Tribunal des droits de la personne

Décision historique pour les chiens-guides

Le Tribunal des droits de la personne a rendu une décision historique en condamnant un ancien employeur à payer 7 605 $ en dommages à une massothérapeute malvoyante qui a perdu son gagne-pain alors qu’elle voulait amener son chien-guide au travail. 

« Il s’agit de la première décision du Tribunal des droits de la personne concernant la présence d’un chien guide dans le domaine de l’emploi, a déclaré le président de la Commission, Gaétan Cousineau. Cette décision démontre que l’employeur doit trouver des mesures d’accommodement pour les employés qui utilisent un moyen pour pallier leur handicap. Il s’agit d’une obligation légale. »

Maryse Sauvé, atteinte d’une maladie dégénérative de la vision, est encore sous le choc. « Cette histoire m’a beaucoup déstabilisée. Je vais complètement changer de profession », a-t-elle confié.

Massothérapeute, Mme Sauvé obtient en 2009 un poste dans l’équipe du SPA Bromont. Une belle occasion pour elle d’améliorer sa situation financière, difficile à cause notamment de son handicap.  

Au moment de l’embauche, Maryse Sauvé ne possède pas encore de chien-guide. Toutefois, comme sa vision diminue, elle mentionne lors de l’entretien qu’elle pense avoir un chien-guide dans les prochains mois. Une information qui, à l’époque, ne semble pas déranger outre mesure. 

Pas de chien-guide 

Arrive finalement le téléphone d’acceptation de la Fondation Mira. Maryse Sauvé s’absente alors de son travail pour trois semaines, le temps de la formation obligatoire. 

Ce n’est que lors de son retour qu’elle réalise qu’elle a perdu son gagne-pain. « Je n’avais plus d’emploi, ils ne m’appelaient pas pour travailler », explique-t-elle. 

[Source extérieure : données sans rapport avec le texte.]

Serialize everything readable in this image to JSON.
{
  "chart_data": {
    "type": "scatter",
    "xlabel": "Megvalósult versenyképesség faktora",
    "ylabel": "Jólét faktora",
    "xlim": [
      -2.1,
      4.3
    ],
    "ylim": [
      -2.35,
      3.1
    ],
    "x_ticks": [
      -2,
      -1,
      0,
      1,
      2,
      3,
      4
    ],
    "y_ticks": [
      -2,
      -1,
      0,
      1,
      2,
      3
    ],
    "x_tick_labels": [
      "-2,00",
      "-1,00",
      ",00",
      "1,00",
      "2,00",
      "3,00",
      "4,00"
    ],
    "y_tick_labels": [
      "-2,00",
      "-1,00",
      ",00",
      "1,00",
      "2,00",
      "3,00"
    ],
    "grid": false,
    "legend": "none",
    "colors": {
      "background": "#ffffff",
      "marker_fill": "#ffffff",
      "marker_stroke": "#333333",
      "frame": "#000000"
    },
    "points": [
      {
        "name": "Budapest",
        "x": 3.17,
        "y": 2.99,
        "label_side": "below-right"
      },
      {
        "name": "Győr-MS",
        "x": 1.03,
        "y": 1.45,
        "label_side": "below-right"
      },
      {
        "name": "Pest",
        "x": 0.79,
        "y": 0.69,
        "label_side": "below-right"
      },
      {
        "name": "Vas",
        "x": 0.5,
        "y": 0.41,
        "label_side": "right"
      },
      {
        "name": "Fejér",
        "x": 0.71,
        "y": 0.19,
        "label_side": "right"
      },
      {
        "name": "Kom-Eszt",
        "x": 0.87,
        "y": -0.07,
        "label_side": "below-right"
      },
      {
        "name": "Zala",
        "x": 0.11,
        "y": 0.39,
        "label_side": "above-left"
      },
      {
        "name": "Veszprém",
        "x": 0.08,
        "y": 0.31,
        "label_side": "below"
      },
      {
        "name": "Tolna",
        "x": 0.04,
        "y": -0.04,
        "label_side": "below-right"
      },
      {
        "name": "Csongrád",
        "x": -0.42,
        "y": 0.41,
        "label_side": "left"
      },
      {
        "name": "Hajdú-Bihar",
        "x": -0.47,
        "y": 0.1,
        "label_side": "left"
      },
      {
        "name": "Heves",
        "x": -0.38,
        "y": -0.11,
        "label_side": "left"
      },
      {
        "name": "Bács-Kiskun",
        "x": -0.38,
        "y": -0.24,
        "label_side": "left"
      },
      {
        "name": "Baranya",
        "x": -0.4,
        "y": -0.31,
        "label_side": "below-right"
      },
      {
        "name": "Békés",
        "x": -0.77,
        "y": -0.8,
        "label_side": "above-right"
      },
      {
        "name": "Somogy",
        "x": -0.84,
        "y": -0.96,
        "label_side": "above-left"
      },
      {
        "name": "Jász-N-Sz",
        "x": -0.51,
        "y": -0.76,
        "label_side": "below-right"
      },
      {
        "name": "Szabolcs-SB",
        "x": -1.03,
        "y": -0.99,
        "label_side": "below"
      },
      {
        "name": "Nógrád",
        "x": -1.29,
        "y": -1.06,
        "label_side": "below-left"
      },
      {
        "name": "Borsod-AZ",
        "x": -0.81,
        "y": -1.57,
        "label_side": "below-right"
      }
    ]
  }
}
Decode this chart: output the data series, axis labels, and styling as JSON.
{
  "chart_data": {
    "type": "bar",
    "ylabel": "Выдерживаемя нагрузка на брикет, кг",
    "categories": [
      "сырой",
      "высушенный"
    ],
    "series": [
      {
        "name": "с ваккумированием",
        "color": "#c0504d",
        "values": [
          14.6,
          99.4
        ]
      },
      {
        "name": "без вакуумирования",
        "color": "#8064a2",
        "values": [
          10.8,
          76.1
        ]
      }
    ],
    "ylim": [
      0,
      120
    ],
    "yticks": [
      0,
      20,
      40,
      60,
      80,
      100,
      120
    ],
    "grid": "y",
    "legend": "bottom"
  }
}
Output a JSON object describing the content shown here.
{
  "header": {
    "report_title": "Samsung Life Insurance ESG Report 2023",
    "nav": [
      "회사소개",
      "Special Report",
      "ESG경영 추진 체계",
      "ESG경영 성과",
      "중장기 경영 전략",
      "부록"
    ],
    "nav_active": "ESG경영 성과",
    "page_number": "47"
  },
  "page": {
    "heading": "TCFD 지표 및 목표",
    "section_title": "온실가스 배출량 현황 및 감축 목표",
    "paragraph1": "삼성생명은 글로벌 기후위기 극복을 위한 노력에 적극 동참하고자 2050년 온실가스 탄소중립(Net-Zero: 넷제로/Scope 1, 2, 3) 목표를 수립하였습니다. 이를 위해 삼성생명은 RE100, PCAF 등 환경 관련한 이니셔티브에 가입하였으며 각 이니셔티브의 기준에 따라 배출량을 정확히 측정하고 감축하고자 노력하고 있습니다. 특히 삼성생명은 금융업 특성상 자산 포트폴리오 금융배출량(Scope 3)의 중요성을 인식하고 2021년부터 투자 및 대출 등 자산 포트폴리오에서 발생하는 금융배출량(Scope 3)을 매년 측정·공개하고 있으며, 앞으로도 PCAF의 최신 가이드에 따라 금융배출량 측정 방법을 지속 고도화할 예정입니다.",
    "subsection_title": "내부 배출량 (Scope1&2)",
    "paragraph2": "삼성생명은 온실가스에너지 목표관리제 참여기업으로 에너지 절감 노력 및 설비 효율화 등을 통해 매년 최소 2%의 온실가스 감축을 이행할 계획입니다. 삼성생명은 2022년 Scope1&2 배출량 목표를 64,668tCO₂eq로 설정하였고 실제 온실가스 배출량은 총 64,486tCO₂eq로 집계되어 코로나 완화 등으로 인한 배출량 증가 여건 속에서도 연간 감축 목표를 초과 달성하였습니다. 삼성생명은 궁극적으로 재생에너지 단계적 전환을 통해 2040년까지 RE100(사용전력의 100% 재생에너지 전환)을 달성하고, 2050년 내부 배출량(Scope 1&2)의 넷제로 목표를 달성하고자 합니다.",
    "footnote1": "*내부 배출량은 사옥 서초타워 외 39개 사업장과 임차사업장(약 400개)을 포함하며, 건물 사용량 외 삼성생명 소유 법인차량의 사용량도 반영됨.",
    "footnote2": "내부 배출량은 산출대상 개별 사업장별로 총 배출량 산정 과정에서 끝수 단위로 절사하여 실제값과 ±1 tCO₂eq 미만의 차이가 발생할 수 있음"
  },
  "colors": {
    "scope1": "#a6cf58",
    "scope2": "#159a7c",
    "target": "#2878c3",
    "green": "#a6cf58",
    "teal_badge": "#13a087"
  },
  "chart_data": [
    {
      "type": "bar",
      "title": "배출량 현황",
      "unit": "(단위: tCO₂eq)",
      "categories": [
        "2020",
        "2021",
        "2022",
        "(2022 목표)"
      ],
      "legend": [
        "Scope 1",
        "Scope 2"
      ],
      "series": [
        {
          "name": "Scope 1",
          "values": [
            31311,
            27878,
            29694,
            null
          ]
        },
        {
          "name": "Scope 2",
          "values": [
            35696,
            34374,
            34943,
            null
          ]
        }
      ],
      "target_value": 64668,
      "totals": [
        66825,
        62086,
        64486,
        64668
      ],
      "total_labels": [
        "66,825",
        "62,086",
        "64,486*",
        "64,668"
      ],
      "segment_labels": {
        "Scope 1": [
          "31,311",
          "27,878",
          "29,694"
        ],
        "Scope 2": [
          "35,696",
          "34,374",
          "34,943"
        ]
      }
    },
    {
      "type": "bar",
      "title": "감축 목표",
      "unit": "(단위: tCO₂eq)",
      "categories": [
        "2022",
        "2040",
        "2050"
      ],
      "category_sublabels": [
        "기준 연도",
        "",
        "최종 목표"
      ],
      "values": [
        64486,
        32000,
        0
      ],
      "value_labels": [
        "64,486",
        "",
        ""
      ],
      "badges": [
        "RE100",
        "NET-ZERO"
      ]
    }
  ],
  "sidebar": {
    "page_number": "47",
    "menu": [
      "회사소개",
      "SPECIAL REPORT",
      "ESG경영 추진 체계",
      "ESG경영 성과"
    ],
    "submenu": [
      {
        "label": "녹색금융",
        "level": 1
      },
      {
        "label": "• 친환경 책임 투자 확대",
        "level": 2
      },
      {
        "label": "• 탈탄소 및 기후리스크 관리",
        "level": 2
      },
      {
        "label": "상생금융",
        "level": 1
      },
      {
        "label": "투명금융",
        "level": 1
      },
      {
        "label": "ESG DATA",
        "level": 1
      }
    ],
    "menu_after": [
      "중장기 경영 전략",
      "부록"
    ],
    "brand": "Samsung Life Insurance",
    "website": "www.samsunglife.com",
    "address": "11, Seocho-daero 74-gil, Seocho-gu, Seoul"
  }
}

Voulant garder son poste, Maryse Sauvé suggère aux dirigeants du SPA Bromont les services d’un entraîneur de la Fondation Mira pour faciliter l’intégration du chien-guide, en vain. « J’avais apporté tous les arguments pour conserver mon emploi, mais ça n’a pas fait », explique-t-elle. 

Pour le SPA Bromont, le chien ne pouvait être « accepté dans l’établissement à cause des allergies, du poil, des odeurs et du manque d’espace », lit-on dans le jugement. 

Choquée, la malvoyante a décidé de se retrousser les manches et de faire valoir ses droits. « Je me suis défendue pour tous ceux qui vivent des injustices et n’ont pas la force de foncer. Moi, j’avais cette énergie et j’ai été jusqu’au bout », dit-elle. 

Une bataille constante 

Directeur de la recherche et du développement pour la Fondation Mira, Noël Champagne était « persuadé » que la plaignante allait obtenir gain de cause.  « Tu es massothérapeute, tu viens chercher un chien et du jour au lendemain, tu n’as plus de job… c’est assez clair, la raison », dénonce-t-il.

« Une personne qui veut aller se faire masser et qui est un peu gênée : il me semble qu’une handicapée visuelle, ça facilite les contacts, dit-il à la blague. On fait toujours des campagnes de sensibilisation pour expliquer aux gens, mais c’est toujours à recommencer. »

Chiens-guides au travail

Hausse du nombre de plaintes

Depuis cinq ans, la Commission des droits de la personne observe une hausse des plaintes reliées à l’utilisation d’un chien-guide ou d’un chien d’assistance pour pallier un handicap. À preuve, en 2008 et 2009, seulement six dossiers ont été déposés, contre 21 en 2012 et 2013. 

Cette année, déjà trois dossiers ont été ouverts, et ce, pour seulement les quatre premiers mois de l’exercice financier de la Commission. Parmi les plaintes, on trouve entre autres des propriétaires d’un centre d’entraînement de Montréal qui ont refusé de vendre un abonnement à une femme ayant une déficience visuelle, parce qu’elle utilise un chien-guide. Un homme de Québec a dû se battre pour faire accepter son chien-guide dans son condo. Et, aussi, un handicapé s’est vu refuser l’accès à un terrain de camping à cause de l’assistant à quatre pattes.